Türkiye olarak, Birleşik Arap Emirlikleri’nin ve Körfez bölgesindeki diğer tüm kardeşlerimizin güvenlik ve istikrarını kendi ülkemizin güvenlik ve istikrarımızdan ayrı görmüyoruz. Önümüzdeki dönemde bu bağlamda da işbirliğimizi derinleştirmenin önemine gönülden inanıyoruz.
24 Kasım 2021’de Abu Dabi Veliaht Prensi kardeşim Şeyh Muhammed bin Zayid Al Nahyan'ın Ankara ziyareti ile Türkiye-Birleşik Arap Emirlikleri (BAE) ilişkilerinde yeni bir sayfa açmanın bahtiyarlığın yaşıyoruz. Bu ziyaret sırasında imzalanan ekonomik anlaşmalar, ikili ilişkilerimizin geleceğine dair önemli ipuçlarını da barındırmaktadır. Ekonomi, finans, enerji, petrokimya, teknoloji, ulaşım, altyapı, sağlık, gıda ve tarım alanlarında imzaladığımız anlaşmalarla yakın gelecekte iki ülkenin işbirliğinin temellerini atmış olduk. Son olarak Türk ve BAE merkez bankalarının, yerel para birimlerinde yaklaşık 5 milyar ABD doları tutarında bir takas anlaşması imzalamaları da kayda değer bir gelişme olmuştur.
Önümüzdeki günlerde BAE’ye gerçekleştireceğim ziyaret, iki ülke dostluğuna atfettiğimiz önemi göstermenin yanı sıra işbirliğimizi daha da ileriye taşımamıza vesile olacaktır. Türkiye ile Birleşik Arap Emirlikleri arasında enerji, sağlık, tarım, lojistik, altyapı, finans, turizm konularının yanı sıra iklim değişikliği, enerji, su ve gıda güvenliği konularında da işbirliğini ilerletmeyi hedefliyoruz. Daha fazla yatırım ve işbirliği için her iki tarafın da yeni hedefler belirlemeye hazır olduğu kanaatindeyim. Bu işbirliğinin yalnızca ikili ilişkilerde değil, aynı zamanda bölgesel düzeyde de olumlu yansımalarının olacağına inanıyorum. Bu bağlamda ilişkilerimizdeki bu pozitif gelişmeler bizatihi değerlidir.
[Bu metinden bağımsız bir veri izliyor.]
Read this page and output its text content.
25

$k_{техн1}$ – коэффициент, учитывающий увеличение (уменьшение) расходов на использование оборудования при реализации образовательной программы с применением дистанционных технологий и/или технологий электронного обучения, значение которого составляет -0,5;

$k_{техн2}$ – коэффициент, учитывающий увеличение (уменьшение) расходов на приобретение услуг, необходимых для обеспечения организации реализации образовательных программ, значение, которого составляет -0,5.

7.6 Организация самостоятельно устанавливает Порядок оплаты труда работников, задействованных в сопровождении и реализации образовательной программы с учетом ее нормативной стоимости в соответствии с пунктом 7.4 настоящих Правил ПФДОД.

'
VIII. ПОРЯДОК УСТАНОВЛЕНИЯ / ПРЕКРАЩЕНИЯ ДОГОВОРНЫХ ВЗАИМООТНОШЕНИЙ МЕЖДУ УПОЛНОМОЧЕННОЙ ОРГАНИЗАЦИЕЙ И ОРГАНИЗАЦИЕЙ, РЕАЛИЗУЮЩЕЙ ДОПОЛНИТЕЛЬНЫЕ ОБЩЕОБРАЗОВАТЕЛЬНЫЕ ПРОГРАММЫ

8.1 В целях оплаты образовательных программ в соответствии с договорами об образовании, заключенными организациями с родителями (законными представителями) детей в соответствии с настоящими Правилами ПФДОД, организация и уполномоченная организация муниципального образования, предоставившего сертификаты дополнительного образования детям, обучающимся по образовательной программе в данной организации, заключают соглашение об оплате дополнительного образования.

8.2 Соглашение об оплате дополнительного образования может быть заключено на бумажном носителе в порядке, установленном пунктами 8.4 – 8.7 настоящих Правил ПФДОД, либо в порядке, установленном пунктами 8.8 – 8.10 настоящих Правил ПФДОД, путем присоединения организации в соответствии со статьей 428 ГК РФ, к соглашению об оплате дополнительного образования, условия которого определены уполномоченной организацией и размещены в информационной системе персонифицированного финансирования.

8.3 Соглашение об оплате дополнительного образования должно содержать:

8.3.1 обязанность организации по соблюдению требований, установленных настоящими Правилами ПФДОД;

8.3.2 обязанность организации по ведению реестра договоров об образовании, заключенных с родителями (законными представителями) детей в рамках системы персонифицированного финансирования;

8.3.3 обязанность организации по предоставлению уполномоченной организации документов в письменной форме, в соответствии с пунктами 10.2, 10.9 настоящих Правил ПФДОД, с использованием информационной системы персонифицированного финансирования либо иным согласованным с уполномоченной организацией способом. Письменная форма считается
Kuruluşunun 50. yılını idrak eden Birleşik Arap Emirlikleri’yle dostluğumuzun ve kardeşliğimizin yeni bir 50 yılına daha ortak çıkarlar, karşılıklı saygı ve güven temelinde adım atıyor olmaktan memnuniyet duyuyorum. Milletimiz adına kardeş Birleşik Arap Emirlikleri halkına en kalbi selamlarımı ve muhabbetlerimi sunuyorum."